I watched a video on X-Bar theory. I am just trying to get a basic understanding. What does C-command and M-command mean? I google these terms and come across a relations like

  • x dominates y
  • x commands y

What does "dominate" and "command" mean in this sense?

1 Answer 1


The term dominate refers to a relation in trees. A given node in a tree dominates all those other nodes below it. If you can trace a line from a given node N1 to another node N2 moving only downwards (never upwards), then N1 dominates N2. Note that when there are two basic relations in trees, dominance and precedence. A given node N1 can dominate another node N2, and/or it can precede it. N1 precedes N2 if N1 appears to the left of N2. Look at the tree here: https://en.wikipedia.org/wiki/C-command. Read the definition of c-command and the explanation. Examine the tree. I think the concepts are well explained there.

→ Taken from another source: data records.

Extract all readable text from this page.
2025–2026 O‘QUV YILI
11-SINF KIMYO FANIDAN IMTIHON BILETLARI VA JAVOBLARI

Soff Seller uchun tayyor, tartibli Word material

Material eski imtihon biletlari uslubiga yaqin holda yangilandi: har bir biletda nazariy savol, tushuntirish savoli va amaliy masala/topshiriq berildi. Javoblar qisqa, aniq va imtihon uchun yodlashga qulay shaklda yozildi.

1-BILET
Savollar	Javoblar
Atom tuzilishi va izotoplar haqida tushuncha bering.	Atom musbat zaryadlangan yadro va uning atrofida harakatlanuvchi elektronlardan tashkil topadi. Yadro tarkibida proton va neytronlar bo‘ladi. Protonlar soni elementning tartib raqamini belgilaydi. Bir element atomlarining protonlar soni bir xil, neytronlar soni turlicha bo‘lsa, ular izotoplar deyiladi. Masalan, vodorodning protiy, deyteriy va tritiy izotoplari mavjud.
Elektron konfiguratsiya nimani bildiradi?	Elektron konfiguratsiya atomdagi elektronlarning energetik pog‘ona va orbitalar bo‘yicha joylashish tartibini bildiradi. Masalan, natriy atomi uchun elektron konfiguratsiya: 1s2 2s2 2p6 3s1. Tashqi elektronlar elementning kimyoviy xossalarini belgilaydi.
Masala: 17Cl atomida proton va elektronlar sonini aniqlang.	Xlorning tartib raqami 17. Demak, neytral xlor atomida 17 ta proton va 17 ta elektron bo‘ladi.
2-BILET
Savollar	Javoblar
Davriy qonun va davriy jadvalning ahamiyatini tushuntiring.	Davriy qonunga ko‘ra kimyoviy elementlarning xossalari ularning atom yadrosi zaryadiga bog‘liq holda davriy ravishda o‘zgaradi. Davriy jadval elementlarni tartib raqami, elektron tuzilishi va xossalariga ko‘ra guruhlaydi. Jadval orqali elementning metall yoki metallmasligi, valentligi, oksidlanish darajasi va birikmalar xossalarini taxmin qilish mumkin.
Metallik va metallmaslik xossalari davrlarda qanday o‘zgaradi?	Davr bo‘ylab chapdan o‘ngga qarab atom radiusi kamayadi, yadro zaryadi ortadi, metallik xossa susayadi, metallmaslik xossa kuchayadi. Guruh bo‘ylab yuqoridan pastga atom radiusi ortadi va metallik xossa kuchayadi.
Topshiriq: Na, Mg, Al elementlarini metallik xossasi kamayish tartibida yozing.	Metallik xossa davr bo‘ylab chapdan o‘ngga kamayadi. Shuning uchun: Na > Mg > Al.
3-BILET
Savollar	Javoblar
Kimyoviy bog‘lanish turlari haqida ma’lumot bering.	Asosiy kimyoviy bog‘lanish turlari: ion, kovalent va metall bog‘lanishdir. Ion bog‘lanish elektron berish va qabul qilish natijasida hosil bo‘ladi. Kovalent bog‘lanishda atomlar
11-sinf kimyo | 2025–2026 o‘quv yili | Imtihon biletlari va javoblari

The c-command concept (or just command) stems from the 1960s. There are numerous versions of the concept: command, c-command, m-command, etc. The particular version used depends on the grammarian. In general, the fact that the concept changes and is used variably bears witness to problems with the general idea.

Please be aware also that while the X-bar theory and c-command are concepts that are widely taught in linguistics and syntax courses, they are controversial. Many approaches to syntax reject these notions. In the place of c-command, they tend to take the syntacitic functions (=grammatical relations) to be basic and ranked among each other. The subject is rank ahead of the the first object, and the first object is ranked ahead of the second object, and the second object is ranked ahead of a prepositional object. Many phenomena of syntax are then addressed in terms of this ranking of functions.

Here are some further links that might be helpful:




  • One does not need C-command or X-bar theory for description, only for theoretical elaborations. Better to understand the basic phenomena thoroughly first, and then use whatever elaborations suit your purposes. Occam's Razor is still the way to bet.